The election occurred four days after the 53-member Human Rights Commission ended its annual six-week session in Geneva. Critics said that meeting was dominated by political horsetrading and did little for the victims of human rights abuses.
Commission members narrowly passed a resolution calling on Cuba to accept a visit by a human rights investigator, but did not approve an amendment criticizing the country's recent crackdown on the opposition -- leading to Cuban assertions of a ''moral victory.''
Members also used a procedural move to block the discussion of alleged human rights violations in Zimbabwe, ended scrutiny of Sudan, and rejected a resolution condemning Russia's record in Chechnya.
In the vote yesterday, Russia was also reelected to a three-year term on the commission.
Saudi Arabia and several African countries with poor human rights records also gained seats on the commission.
''Cuba and Russia each have very serious human rights problems and have failed to cooperate with the commission despite many resolutions against them,'' said Joanna Weschler, a UN representative for Human Rights Watch. ''It's outrageous that they should be rewarded for this performance with another term on the commission.''
Under UN rules, regional groups decide who fills seats on UN bodies.
Latin America chose Cuba, Costa Rica, the Dominican Republic, Guatemala, Honduras, and Peru for six open seats, meaning that no vote was necessary in the Economic and Social Commission.
Siv said he walked out of the Economic and Social Council chamber as Cuba's election was announced -- and again about 1 1/2 hours later when the Cuban representative got up to speak.
Siv said Cuba's election was discouraging because while the UN Human Rights Commission met in Geneva, Cuba rounded up opposition leaders and sentenced dozens to jail, some for more than 20 years.
Fidel Castro's government also arrested and quickly executed three men who hijacked a ferry April 2. Cuban officials say four recent hijacking plots, among them the seizing of the ferry, were prompted in part by a lax attitude by American authorities toward hijackers who reach US shores.
''This is a country that for 40 years has not held an election,'' Siv said. ''It's a country that arrests people and puts them in jail at the whim of a dictator.''
Representative Mark Foley, Republican of Florida, said he would introduce a resolution in the House calling for the United Nations to reverse its decision.
''Whether it's Saddam Hussein or Fidel Castro, the UN has repeatedly protected tyrants, torturers, and murderers,'' Foley said. ''Allowing Cuba to stay on the Human Rights Commission is like honoring Saddam Hussein with the Nobel Peace Prize.''
In April 2002 the United States won back a seat on the commission that it had lost the previous year.
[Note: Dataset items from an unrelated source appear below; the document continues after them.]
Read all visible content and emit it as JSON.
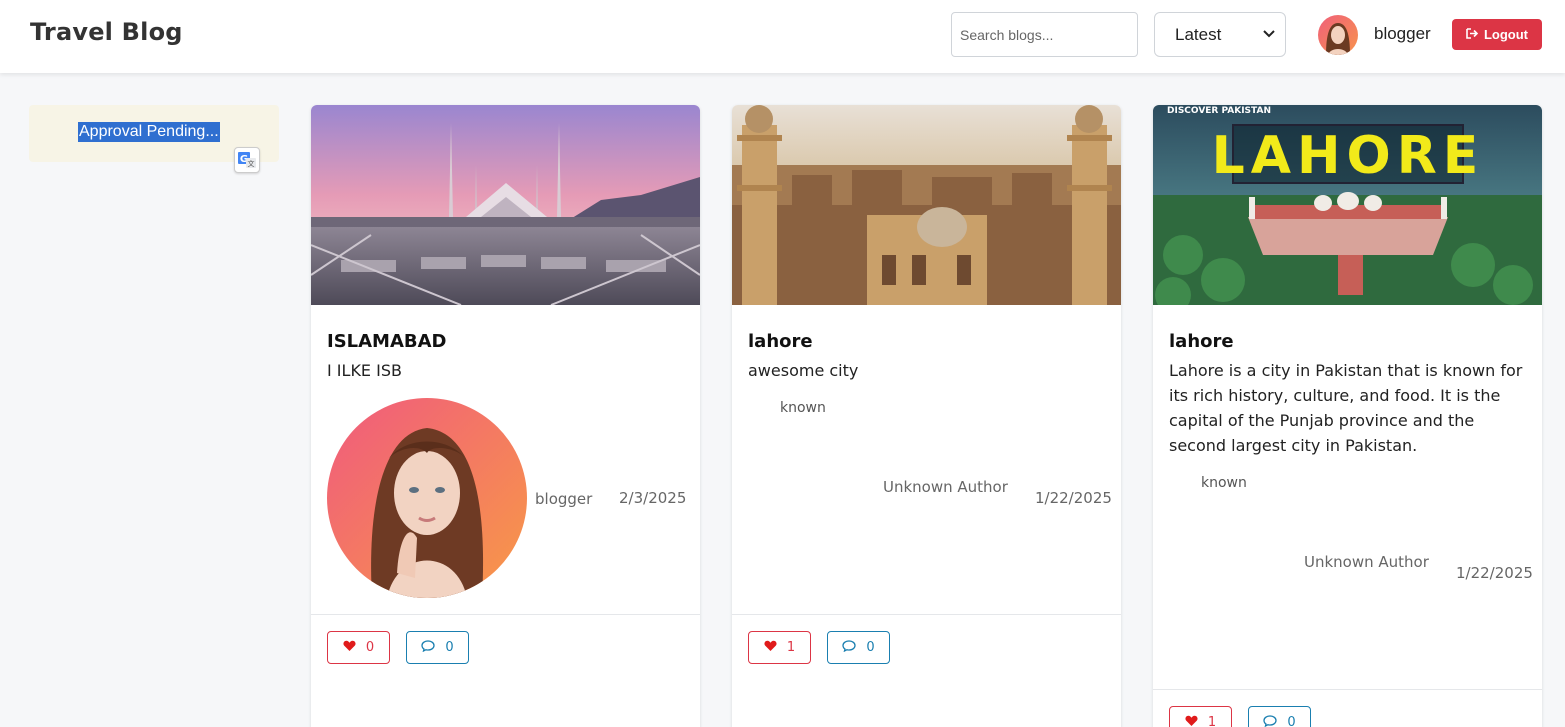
{
  "header": {
    "brand": "Travel Blog",
    "search_placeholder": "Search blogs...",
    "sort_selected": "Latest",
    "username": "blogger",
    "logout_label": "Logout"
  },
  "sidebar": {
    "notice": "Approval Pending..."
  },
  "posts": [
    {
      "title": "ISLAMABAD",
      "description": "I ILKE ISB",
      "author": "blogger",
      "date": "2/3/2025",
      "likes": "0",
      "comments": "0"
    },
    {
      "title": "lahore",
      "description": "awesome city",
      "avatar_alt": "known",
      "author": "Unknown Author",
      "date": "1/22/2025",
      "likes": "1",
      "comments": "0"
    },
    {
      "title": "lahore",
      "description": "Lahore is a city in Pakistan that is known for its rich history, culture, and food. It is the capital of the Punjab province and the second largest city in Pakistan.",
      "image_caption": "LAHORE",
      "image_badge": "DISCOVER PAKISTAN",
      "avatar_alt": "known",
      "author": "Unknown Author",
      "date": "1/22/2025",
      "likes": "1",
      "comments": "0"
    }
  ],
  "colors": {
    "logout": "#dc3545",
    "like": "#dc3545",
    "comment": "#1a7fb0",
    "notice_bg": "#f7f4e6"
  }
}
Until that surprise defeat, the United States had been on the commission for 50 years.
Britain was reelected to the commission. Western nations had four candidates for three seats, and Britain, Italy, and the Netherlands defeated Portugal.
There was also a contested race in the Asian region, with one seat still undecided. Before the vote, North Korea, Cambodia, and Vietnam -- three countries with poor human rights records -- withdrew their candidacies.
The five countries elected were Bhutan, India, Nepal, Qatar, and Saudi Arabia.
Other countries elected on uncontested slates were Egypt, Eritrea, Ethiopia, Nigeria, Mauritania, South Africa, and Hungary.